When my great-great-grandson was conceived, I knew I had no choice but to head north. Targeted by the state, my whole family would suffer; they would be last on the list of provisions, cut off from our dwindling amenities, and might not see another generation born. It would have been immoral to do anything else. I have lived a long, full life, or maybe even two. I had enjoyed my time in the sun, but now it was time for younger, greener shoots to grow and fill my place.

It was not a wholly selfless sacrifice. I took my fair share of rations with me, with nobody willing to refuse me anything I requested, and didn't go to drown myself or hang my body from a tree. I had grown up in our city, and lived most of my extensive life in the slum it had become. I want to see the world beyond. I had always dreamt of travelling, but had to stay to care for my son, or for his daughter when he left to work. Familial obligations had trapped me in this one town, repeating the same role over generations, but now the same duty had set me free.

The world beyond didn't disappoint. The forests I had dreamt of had been diminished by a hunger for timber, but deserts had grown at their expense, and the majesty of the horizon's mountains had not been touched by human hands. I had nobody to share the grandeur of the landscapes with, but I savoured my sudden solitude: inside the city, quiet had been as rare as views like these, and now I found it just as beautiful. I am at one with nature, I reflected blissfully. Or as close to it as I can be with robots in my veins.

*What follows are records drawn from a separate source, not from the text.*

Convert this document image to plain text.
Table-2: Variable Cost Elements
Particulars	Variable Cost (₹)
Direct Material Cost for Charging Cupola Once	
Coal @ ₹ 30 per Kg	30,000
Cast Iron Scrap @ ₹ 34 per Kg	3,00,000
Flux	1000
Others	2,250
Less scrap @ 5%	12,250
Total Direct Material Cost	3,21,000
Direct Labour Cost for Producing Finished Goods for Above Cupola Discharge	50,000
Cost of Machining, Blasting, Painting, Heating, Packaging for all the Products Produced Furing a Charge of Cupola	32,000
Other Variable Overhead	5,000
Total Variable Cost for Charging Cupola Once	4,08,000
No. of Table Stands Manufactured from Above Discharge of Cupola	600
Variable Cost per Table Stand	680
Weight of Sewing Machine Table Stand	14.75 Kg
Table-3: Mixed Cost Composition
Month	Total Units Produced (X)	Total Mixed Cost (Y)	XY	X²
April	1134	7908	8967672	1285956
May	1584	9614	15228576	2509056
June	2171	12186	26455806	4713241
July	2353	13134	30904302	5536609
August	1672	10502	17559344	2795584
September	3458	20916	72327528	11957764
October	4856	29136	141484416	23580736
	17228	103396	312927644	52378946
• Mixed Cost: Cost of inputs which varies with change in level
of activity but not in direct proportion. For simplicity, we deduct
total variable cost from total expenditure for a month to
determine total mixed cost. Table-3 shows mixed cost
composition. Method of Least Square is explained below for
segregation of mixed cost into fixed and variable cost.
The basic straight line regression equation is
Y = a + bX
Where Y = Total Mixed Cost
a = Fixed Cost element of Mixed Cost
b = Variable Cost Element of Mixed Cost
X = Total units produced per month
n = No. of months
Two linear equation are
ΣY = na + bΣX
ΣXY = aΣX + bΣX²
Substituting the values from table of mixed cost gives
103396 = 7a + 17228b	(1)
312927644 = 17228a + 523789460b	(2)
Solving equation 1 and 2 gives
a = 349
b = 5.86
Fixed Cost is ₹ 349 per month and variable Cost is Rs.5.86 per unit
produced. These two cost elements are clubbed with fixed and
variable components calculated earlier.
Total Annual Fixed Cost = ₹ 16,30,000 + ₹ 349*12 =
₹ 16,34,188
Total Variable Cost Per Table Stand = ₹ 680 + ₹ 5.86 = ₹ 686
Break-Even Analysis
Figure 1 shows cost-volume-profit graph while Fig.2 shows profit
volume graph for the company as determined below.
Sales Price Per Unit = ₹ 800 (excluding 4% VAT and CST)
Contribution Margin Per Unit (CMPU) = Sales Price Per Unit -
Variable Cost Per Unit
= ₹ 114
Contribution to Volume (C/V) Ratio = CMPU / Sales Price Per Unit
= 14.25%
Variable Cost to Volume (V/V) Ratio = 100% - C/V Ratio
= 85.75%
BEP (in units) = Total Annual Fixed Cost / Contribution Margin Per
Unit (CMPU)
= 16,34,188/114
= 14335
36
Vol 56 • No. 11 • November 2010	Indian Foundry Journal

Everything was lovelier in the knowledge that my time was running out. The injection had initially removed all barriers to growth, reinforcing our hearts and minds so that we could live longer than ever before, but some limitations couldn't be overcome. We still lost mobility, and no technology had made us resistant to hunger, thirst, or even more mundane ailments. They keep us alive forever; even before the government's new policy had taken effect, scarcity of food, drink, and space had come to replace the traditional scarcity of years. 

We may no longer run out of time, but eternity means we run out of everything else. Our population pyramid had added upper tiers, and now stood taller than any of the skyline's mountains, but in places it still wasted thin. I would not have lived for too much longer had I stayed, and my final years would have been the shadow following a healthy life: I would have become useless, immobile and miserable long before death finally came to collect what she was due. It was better for my family to remember me this way, and better for my great-great-grandson to not remember me at all.